Tompkins wrote an article in The Chronicle Review (“Confessions of a Middle-Aged Med Student”) about how “getting into medical school no longer requires being 23 and having a B.S. in biochemistry.”

Although it might seen like an overwhelming challenge to embark on the long road of medical school so late in life, Tompkins had his reasons: “As a physician, I’ll enjoy guaranteed employment doing what I enjoy, anywhere I want, for life.”  Not a bad motive.

Tompkins even tries to make up for his old age by offering younger classmates his sage advice: “Stop talking like teenagers, because no patient will trust a doctor who says, ‘Uh, yeah, we did, like, an MRI, and there’s, like, a really gnarly tumor that’s, like, stuck to your spine.’”  

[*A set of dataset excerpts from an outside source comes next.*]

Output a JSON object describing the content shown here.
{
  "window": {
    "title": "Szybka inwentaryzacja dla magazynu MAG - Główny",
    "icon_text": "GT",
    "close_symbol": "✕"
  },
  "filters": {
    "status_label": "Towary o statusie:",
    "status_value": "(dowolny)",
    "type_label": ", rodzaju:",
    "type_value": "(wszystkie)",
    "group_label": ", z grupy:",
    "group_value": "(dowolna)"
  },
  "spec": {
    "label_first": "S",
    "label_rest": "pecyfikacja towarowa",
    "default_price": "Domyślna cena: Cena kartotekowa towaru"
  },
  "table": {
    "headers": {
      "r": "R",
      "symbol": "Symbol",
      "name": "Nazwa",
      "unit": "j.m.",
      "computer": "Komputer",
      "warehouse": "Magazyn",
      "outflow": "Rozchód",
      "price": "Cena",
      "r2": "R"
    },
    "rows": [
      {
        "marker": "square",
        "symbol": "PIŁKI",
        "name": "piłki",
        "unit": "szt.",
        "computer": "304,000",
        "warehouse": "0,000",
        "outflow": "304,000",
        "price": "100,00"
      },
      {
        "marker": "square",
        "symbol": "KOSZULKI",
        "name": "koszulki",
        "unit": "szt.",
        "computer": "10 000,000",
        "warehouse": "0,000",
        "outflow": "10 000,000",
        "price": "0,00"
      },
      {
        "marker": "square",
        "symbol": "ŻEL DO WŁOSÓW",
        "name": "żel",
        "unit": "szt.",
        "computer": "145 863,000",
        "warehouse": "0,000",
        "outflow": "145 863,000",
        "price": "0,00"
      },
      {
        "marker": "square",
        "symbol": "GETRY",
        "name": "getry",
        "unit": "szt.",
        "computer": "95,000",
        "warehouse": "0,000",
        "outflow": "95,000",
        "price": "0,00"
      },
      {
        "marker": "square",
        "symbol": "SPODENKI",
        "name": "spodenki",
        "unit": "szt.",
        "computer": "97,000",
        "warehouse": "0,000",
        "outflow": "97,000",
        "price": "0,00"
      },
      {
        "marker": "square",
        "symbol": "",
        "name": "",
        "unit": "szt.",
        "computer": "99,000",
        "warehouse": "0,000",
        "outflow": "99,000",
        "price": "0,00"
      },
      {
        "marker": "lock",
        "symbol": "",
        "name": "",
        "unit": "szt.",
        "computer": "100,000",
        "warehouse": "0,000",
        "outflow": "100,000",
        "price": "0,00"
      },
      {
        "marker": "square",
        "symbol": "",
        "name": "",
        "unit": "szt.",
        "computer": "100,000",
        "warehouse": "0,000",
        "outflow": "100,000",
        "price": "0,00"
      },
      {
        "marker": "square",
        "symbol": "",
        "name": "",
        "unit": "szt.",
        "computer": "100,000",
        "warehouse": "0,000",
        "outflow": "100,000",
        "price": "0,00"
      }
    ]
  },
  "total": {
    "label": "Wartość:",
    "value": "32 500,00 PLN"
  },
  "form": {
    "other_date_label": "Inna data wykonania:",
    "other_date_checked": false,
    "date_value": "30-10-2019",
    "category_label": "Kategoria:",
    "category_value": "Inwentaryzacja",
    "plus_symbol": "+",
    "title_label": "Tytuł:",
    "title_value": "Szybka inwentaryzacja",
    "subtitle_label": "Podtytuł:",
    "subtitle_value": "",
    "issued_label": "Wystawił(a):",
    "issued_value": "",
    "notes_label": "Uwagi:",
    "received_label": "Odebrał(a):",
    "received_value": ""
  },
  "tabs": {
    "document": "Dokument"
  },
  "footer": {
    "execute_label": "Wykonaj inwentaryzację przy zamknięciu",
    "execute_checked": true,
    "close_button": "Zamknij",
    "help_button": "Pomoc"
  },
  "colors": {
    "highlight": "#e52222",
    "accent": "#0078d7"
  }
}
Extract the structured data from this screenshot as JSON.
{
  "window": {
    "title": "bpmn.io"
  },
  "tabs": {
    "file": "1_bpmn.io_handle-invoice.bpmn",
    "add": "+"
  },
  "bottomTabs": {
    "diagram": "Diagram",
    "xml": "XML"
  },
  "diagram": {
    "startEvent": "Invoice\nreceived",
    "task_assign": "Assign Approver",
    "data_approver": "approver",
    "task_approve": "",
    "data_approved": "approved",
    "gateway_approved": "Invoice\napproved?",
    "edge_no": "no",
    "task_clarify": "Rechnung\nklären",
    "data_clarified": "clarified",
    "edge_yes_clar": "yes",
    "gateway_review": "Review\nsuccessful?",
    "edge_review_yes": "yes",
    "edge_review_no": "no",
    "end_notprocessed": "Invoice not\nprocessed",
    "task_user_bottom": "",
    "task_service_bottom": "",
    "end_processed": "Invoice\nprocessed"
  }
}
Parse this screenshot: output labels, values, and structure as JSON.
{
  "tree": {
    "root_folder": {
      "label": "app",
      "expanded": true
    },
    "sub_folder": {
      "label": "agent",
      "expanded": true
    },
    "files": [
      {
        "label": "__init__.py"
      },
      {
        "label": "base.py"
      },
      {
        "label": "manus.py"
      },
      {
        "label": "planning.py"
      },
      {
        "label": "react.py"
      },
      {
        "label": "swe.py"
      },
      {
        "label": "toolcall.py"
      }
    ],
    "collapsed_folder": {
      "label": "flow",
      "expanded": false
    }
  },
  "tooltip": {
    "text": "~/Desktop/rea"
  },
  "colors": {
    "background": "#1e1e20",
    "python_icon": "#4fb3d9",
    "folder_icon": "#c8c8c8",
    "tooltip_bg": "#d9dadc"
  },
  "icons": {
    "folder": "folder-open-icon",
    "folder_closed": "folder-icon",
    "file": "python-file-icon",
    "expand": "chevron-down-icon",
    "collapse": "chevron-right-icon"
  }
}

Young or old, Tompkins acknowledges the difficulty of cramming so much information into his head.  He studies literally day and night, and is known for listing the bones in the wrist to himself as he walks along the street.

Asked how he manages with all the hours of studying and the stress of test taking, Tompkins quotes from psychiatrist M. Scott Peck’s The Road Less Traveled: “when you accept the fact that life is hard, then life becomes easy.”